Synopses & Reviews
A book judged so dangerous in the Soviet Union that not only the manuscript but the ribbons on which it had been typed were confiscated by the state, Life and Fate is an epic tale of World War II and a profound reckoning with the dark forces that dominated the twentieth century.
Interweaving a transfixing account of the battle of Stalingrad with the story of a single middle-class family, the Shaposhnikovs, scattered by fortune from Germany to Siberia, Vasily Grossman fashions an immense, intricately detailed tapestry depicting a time of almost unimaginable horror and even stranger hope.
Life and Fate juxtaposes bedrooms and snipers' nests, scientific laboratories and the Gulag, taking us deep into the hearts and minds of characters ranging from a boy on his way to the gas chambers to Hitler and Stalin themselves.
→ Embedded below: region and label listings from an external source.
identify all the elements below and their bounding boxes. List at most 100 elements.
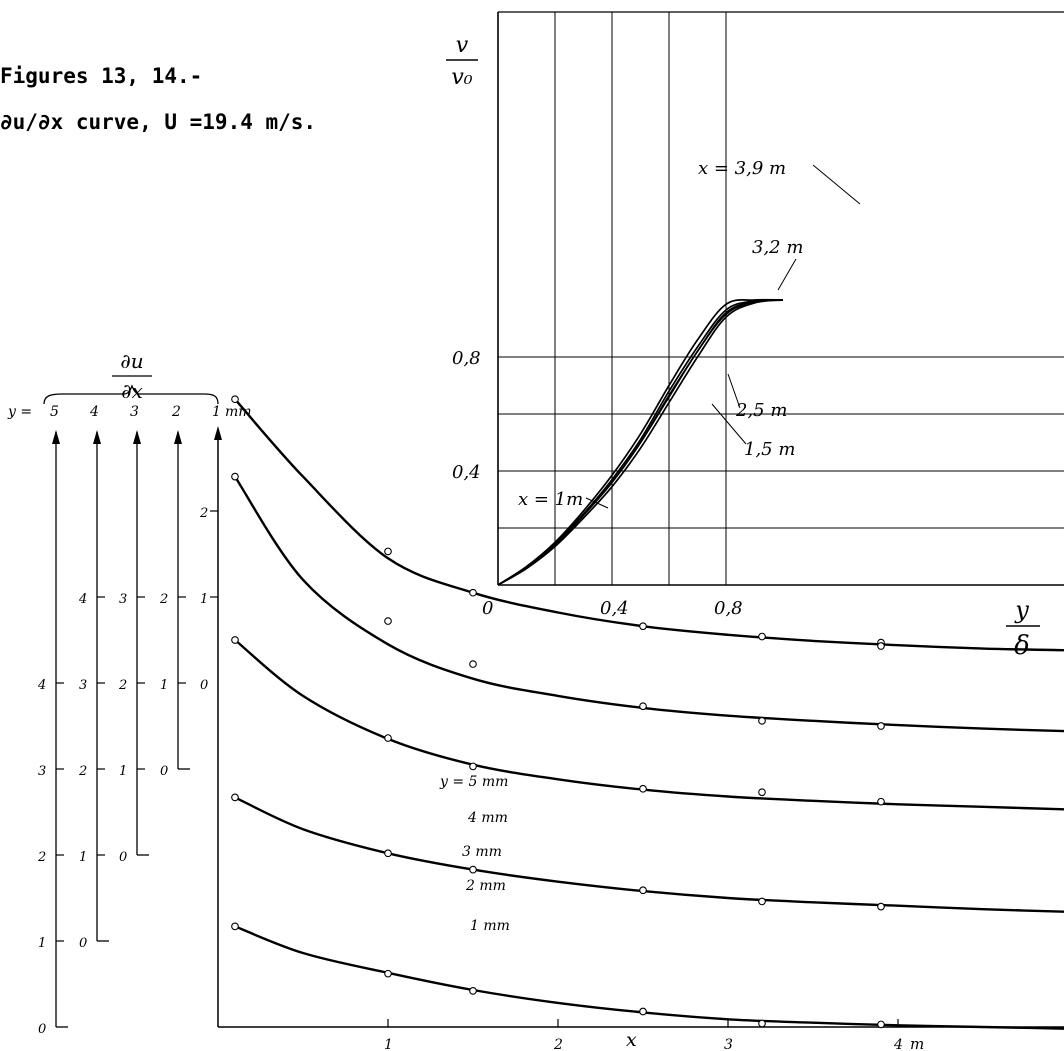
y-tick-label: 3 <box>38 764 46 779</box>
x-axis-label: x <box>626 1029 637 1051</box>
measured-point <box>639 622 647 631</box>
measured-point <box>231 636 239 644</box>
curve-label-y-5-mm: y = 5 mm <box>439 774 508 790</box>
y-tick-label: 0,4 <box>452 462 481 483</box>
measured-point <box>384 547 392 556</box>
measured-point <box>758 632 766 641</box>
series-label-x-2-5-m: 2,5 m <box>735 400 787 421</box>
y-tick-label: 1 <box>200 592 208 607</box>
measured-point <box>469 660 477 668</box>
measured-point <box>231 395 239 404</box>
y-tick-label: 0,8 <box>452 348 481 369</box>
measured-point <box>877 642 885 650</box>
axis-header-y-1: 1 <box>212 404 221 420</box>
series-label-x-1-5-m: 1,5 m <box>744 439 795 460</box>
series-label-leader <box>711 403 747 445</box>
figure-caption-title: Figures 13, 14.- <box>0 64 203 88</box>
measured-point <box>231 472 239 481</box>
offset-axis-arrow <box>174 430 182 444</box>
measured-point <box>639 886 647 895</box>
profile-line-x-2-5-m <box>497 299 784 586</box>
series-label-leader <box>585 497 609 509</box>
velocity-profile-chart: 0 0,4 0,8 0,4 0,8 v v₀ yδ x = 1m 1,5 m 2,5 m 3,2 m x… <box>446 11 1064 661</box>
y-tick-label: 3 <box>119 592 127 607</box>
curve-label-y-2-mm: 2 mm <box>465 878 506 894</box>
y-tick-label: 4 <box>78 592 87 607</box>
measured-point <box>469 588 477 597</box>
y-tick-label: 1 <box>119 764 127 779</box>
y-tick-label: 1 <box>160 678 168 693</box>
measured-point <box>758 788 766 797</box>
profile-line-x-1-5-m <box>497 299 784 586</box>
measured-point <box>877 797 885 806</box>
axis-header-y-3: 3 <box>130 404 139 420</box>
x-axis-label-numerator: y <box>1014 596 1029 624</box>
x-tick-label: 0 <box>482 598 493 619</box>
y-tick-label: 0 <box>119 850 127 865</box>
y-axis-label-denominator: ∂x <box>121 379 143 403</box>
curve-label-y-1-mm: 1 mm <box>470 918 510 934</box>
y-tick-label: 1 <box>38 936 46 951</box>
dudx-curve-y-3-mm <box>234 639 1064 811</box>
measured-point <box>877 1020 885 1029</box>
y-tick-label: 2 <box>118 678 127 693</box>
measured-point <box>384 969 392 978</box>
offset-axis-arrow <box>93 430 101 444</box>
measured-point <box>384 849 392 858</box>
y-axis-brace <box>43 384 219 405</box>
y-tick-label: 0 <box>160 764 168 779</box>
curve-label-y-3-mm: 3 mm <box>462 844 502 860</box>
dudx-curve-y-2-mm <box>234 796 1064 913</box>
y-tick-label: 2 <box>159 592 168 607</box>
figure-caption-subtitle: ∂u/∂x curve, U =19.4 m/s. <box>0 110 317 134</box>
offset-axis-arrow <box>133 430 141 444</box>
y-axis-label-numerator: v <box>456 33 469 58</box>
measured-point <box>877 902 885 911</box>
dudx-curve-y-4-mm <box>233 475 1064 733</box>
measured-point <box>758 716 766 725</box>
dudx-chart: 12345mx∂u∂xy =mm501234401234301232012101… <box>7 349 1064 1051</box>
y-tick-label: 4 <box>37 678 46 693</box>
y-tick-label: 1 <box>79 850 87 865</box>
x-tick-label: 0,4 <box>600 598 629 619</box>
y-axis-label-denominator: v₀ <box>451 65 472 90</box>
x-tick-label: 2 <box>553 1037 563 1051</box>
measured-point <box>639 784 647 793</box>
y-tick-label: 2 <box>78 764 87 779</box>
measured-point <box>469 762 477 771</box>
y-tick-label: 0 <box>38 1022 46 1037</box>
dudx-curve-y-1-mm <box>234 925 1064 1030</box>
x-axis-label-denominator: δ <box>1014 631 1030 661</box>
series-label-leader <box>777 258 797 291</box>
y-axis-prefix: y = <box>7 404 32 420</box>
axis-header-y-5: 5 <box>50 404 59 420</box>
measured-point <box>231 793 239 802</box>
x-axis-unit: m <box>910 1035 924 1051</box>
y-axis-unit: mm <box>225 404 252 420</box>
measured-point <box>384 617 392 625</box>
y-axis-label-numerator: ∂u <box>120 349 143 373</box>
profile-line-x-3-9-m <box>497 298 784 586</box>
series-label-x-1-m: x = 1m <box>518 489 583 510</box>
offset-axis-arrow <box>52 430 60 444</box>
y-tick-label: 0 <box>200 678 208 693</box>
x-tick-label: 4 <box>893 1037 903 1051</box>
x-tick-label: 1 <box>384 1037 393 1051</box>
y-tick-label: 2 <box>199 506 208 521</box>
y-tick-label: 2 <box>37 850 46 865</box>
x-tick-label: 3 <box>724 1037 733 1051</box>
y-tick-label: 3 <box>79 678 87 693</box>
y-tick-label: 0 <box>79 936 87 951</box>
measured-point <box>639 702 647 711</box>
series-label-leader <box>727 373 741 409</box>
series-label-leader <box>812 164 861 205</box>
dudx-curve-y-5-mm <box>234 398 1064 652</box>
axis-header-y-4: 4 <box>89 404 99 420</box>
measured-point <box>877 722 885 730</box>
measured-point <box>231 922 239 931</box>
measured-point <box>384 734 392 742</box>
axis-header-y-2: 2 <box>171 404 181 420</box>
measured-point <box>758 897 766 906</box>
series-label-x-3-9-m: x = 3,9 m <box>698 158 786 179</box>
This novel of unsparing realism and visionary moral intensity is one of the supreme achievements of modern Russian literature.
Review
"[A] classic of 20th century Russian literature." New York Times
Review
"[An] extraordinarily dark portrait of Soviet society." The Washington Post
Review
"In more ways than one, Life and Fate is a testament to the strength of character that terrorized human souls are capable of attaining. It is a noble book." The Wall Street Journal
Review
"Takes its place beside The First Circle and Doctor Zhivago as a masterful evocation of the fate of Russia as it is expressed through the lives of its people." USA Today
About the Author
Vasily Grossman was born in 1905. In 1941 he became a war reporter for the Red Army newspaper Red Star and came to be regarded as a legendary war hero. Life and Fate, his masterpiece, was considered a threat to the totalitarian regime, and Grossman was told that there was no chance of the novel being published for another 200 years. Grossman died in 1964.